45. Disangka Pembantu

4K 231 3
                                    

Riska turun menuju arah dapur. Di depan pintunya mami terlihat berbicara melalui ponsel.

"Mi?" panggil Riska.

"Bentar ya." Mami menjauhkan ponselnya sesaat. "Kamu langsung masuk ke dalam aja. Mami ada perlu sebentar." Mami lalu melanjutkan obrolannya dan beranjak pergi.

Riska masuk ke dapur. Dan ia kembali melongo.
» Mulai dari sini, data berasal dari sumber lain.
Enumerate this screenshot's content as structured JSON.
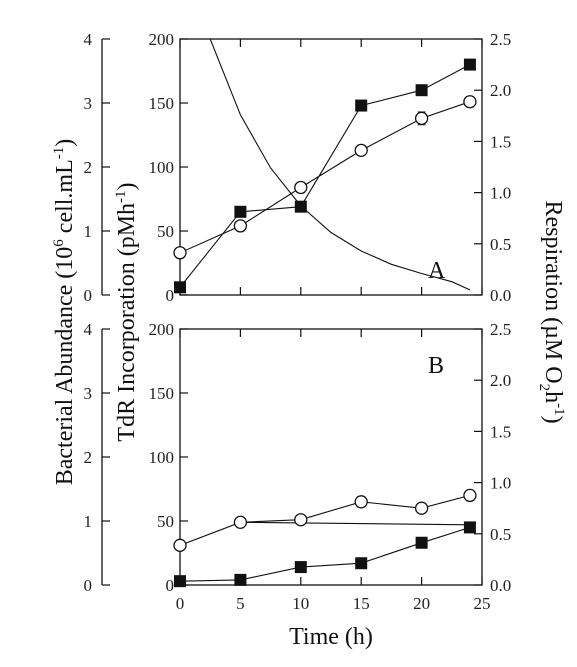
{
  "chart_data": {
    "type": "line",
    "xlabel": "Time (h)",
    "x_ticks": [
      "0",
      "5",
      "10",
      "15",
      "20",
      "25"
    ],
    "xlim": [
      0,
      25
    ],
    "axes": {
      "abundance": {
        "label": "Bacterial Abundance (10",
        "label_sup": "6",
        "label_tail": " cell.mL",
        "label_sup2": "-1",
        "label_end": ")",
        "ylim": [
          0,
          4
        ],
        "ticks": [
          "0",
          "1",
          "2",
          "3",
          "4"
        ]
      },
      "tdr": {
        "label": "TdR Incorporation (pMh",
        "label_sup": "-1",
        "label_end": ")",
        "ylim": [
          0,
          200
        ],
        "ticks": [
          "0",
          "50",
          "100",
          "150",
          "200"
        ]
      },
      "respiration": {
        "label": "Respiration (µM O",
        "label_sub": "2",
        "label_mid": "h",
        "label_sup": "-1",
        "label_end": ")",
        "ylim": [
          0,
          2.5
        ],
        "ticks": [
          "0.0",
          "0.5",
          "1.0",
          "1.5",
          "2.0",
          "2.5"
        ],
        "ticks_b": [
          "0.0",
          "0.5",
          "1.0",
          "1.5",
          "2.0",
          "2.5"
        ]
      }
    },
    "panels": [
      {
        "label": "A",
        "series": [
          {
            "marker": "square-filled",
            "axis": "tdr",
            "x": [
              0,
              5,
              10,
              15,
              20,
              24
            ],
            "y": [
              6,
              65,
              69,
              148,
              160,
              180
            ]
          },
          {
            "marker": "circle-open",
            "axis": "tdr",
            "x": [
              0,
              5,
              10,
              15,
              20,
              24
            ],
            "y": [
              33,
              54,
              84,
              113,
              138,
              151
            ],
            "err": [
              3,
              3,
              4,
              4,
              5,
              4
            ]
          },
          {
            "marker": "none",
            "axis": "respiration",
            "curve": "exponential-decay",
            "x": [
              2.5,
              5,
              7.5,
              10,
              12.5,
              15,
              17.5,
              20,
              22.5,
              24
            ],
            "y": [
              2.5,
              1.76,
              1.24,
              0.87,
              0.61,
              0.43,
              0.3,
              0.21,
              0.13,
              0.05
            ]
          }
        ]
      },
      {
        "label": "B",
        "series": [
          {
            "marker": "circle-open",
            "axis": "tdr",
            "x": [
              0,
              5,
              10,
              15,
              20,
              24
            ],
            "y": [
              31,
              49,
              51,
              65,
              60,
              70
            ],
            "err": [
              3,
              3,
              3,
              4,
              3,
              4
            ]
          },
          {
            "marker": "square-filled",
            "axis": "tdr",
            "x": [
              0,
              5,
              10,
              15,
              20,
              24
            ],
            "y": [
              3,
              4,
              14,
              17,
              33,
              45
            ]
          },
          {
            "marker": "none",
            "axis": "tdr",
            "curve": "line",
            "x": [
              5,
              24
            ],
            "y": [
              49,
              47
            ]
          }
        ]
      }
    ]
  }
}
Seperti dapur restoran sangat tidak wajar untuk ukuran rumah tangga. Ruangan di dalamnya membujur keluar dengan penanda jalan setapak yang langsung mengarahkannya ke kolam renang—yang rencananya akan dijadikan kolam lele kata engkong tadi.
Riska berjalan berkeliling di antara beberapa orang yang sibuk dengan masakan mereka, ia lihat dua orang tukang masak berseragam.

Seorang pria paru baya menepuk bahunya dan berkata, "Jangan bengong ajah. Bantu sana. Lu liat bu Yunita kesusahan nenteng barang-barang. Sono bantuin."

"Iya Bang," sahut Riska.

"Lu baru ya?"

"Iya." Riska mengangguk. Apa tampang dan penampilannya seperti pembantu?

"Pantesan nggak pernah liat. Buruan sono."

Riska bergegas menghampiri bu Yunita—seorang ibu-ibu seumuran uwanya tampak kesusahan menenteng belanjaan.

"Biar saya yang bawa Bu." Riska menawarkan diri.

"Ah makasih nduk ayu." ia menyerah kan satu tas belanjaannya ke arah Riska.

"Ini mau ditaruh mana Bu?"

"Di meja dekat kran air, biar langsung di potongi anak-anak," tunjuk bu Yunita ke arah dua orang  remaja perempuan yang tengah sibuk dengan bahan masakan mereka.

"Bu Yun, kok lama? Kenapa nggak diikutin orderan Bang Naim sih? Gini kan Bu Yun susah sendiri bawa nya." ucap salah satu cewek yang agak gemuk dengan rambut lurus sepunggung diekor kuda. "Sini belanjaannya." pintanya ke arah Riska. "Kok gue belum pernah liat lu ya?" lanjutnya kembali.

"Gue baru," timpal Riska.

"Ya sudah bu Yun tinggal dulu, masih ada yang belum keangkut."

"Iya Bu Yun, ati-ati," sahut kedua perempuan di depan Riska bersamaan. Kini mereka beralih ke Riska yang masih berdiri di sana.

"Nama lu siapa?" tanya si rambut panjang.

"Riska."

"Gue Tyas." Ia memperkenalkan diri sembari membuka barang-barang belanjaan. "Yang ini Wiwit." Tyas menepuk bahu si Wiwit yang tampak cuek. Ia memotong-motong sayuran dengan kecepatan penuh.

"Sori ya gue masih belom tau mau ngapain." Riska memulai obrolan.

"Lu cuci semua sayuran ni habis itu lu standby ajah ntar bantuin apa yang gue minta ya."

"Okeh." Riska mulai mencuci seabrek sayuran. Ternyata buat jadi mantu abal-abal harus begini juga ya, benar-benar penjiwaan. Pikir Riska sambil senyum-senyum.

"Ngomong-ngomong sapa yang bawa lu kerja dimari?" tanya Wiwit yang sedari tadi cuek.

"Adam," ucapnya refleks.

"Oh pantesan. Soalnya ibu nggak pernah nerima karyawan dari luar. Kita-kita semua yang bawa orang-orangnya bapak atau ibu," timpal Tyas sembari merajang bawang.

"Gue heran kenapa nggak pesen langsung jadi ya? Kenapa harus masak sendiri kayak gini?" tanya Riska sedikit penasaran untuk ukuran keluarga konglomerat harusnya tinggal beli jadi, lagi pula tidak akan makan waktu seperti ini.

"Ibu itu cerewet." Tyas memelankan suaranya meski mereka tahu yang dibacarakan tidak ada di sana.

"Hush." Wiwit tampak membela mami. "Ibu tuh orang baik, meski cerewet tapi perhatian, adek gue di kampung dibiayain sekolahnya. Liat ajah tuh kang Adam, dia lulusan S1 dibiayain keluarga ini juga, tapi malah milih jadi sopir pribadi nerusin bokapnya. Riska pasti udah tau ya kan?"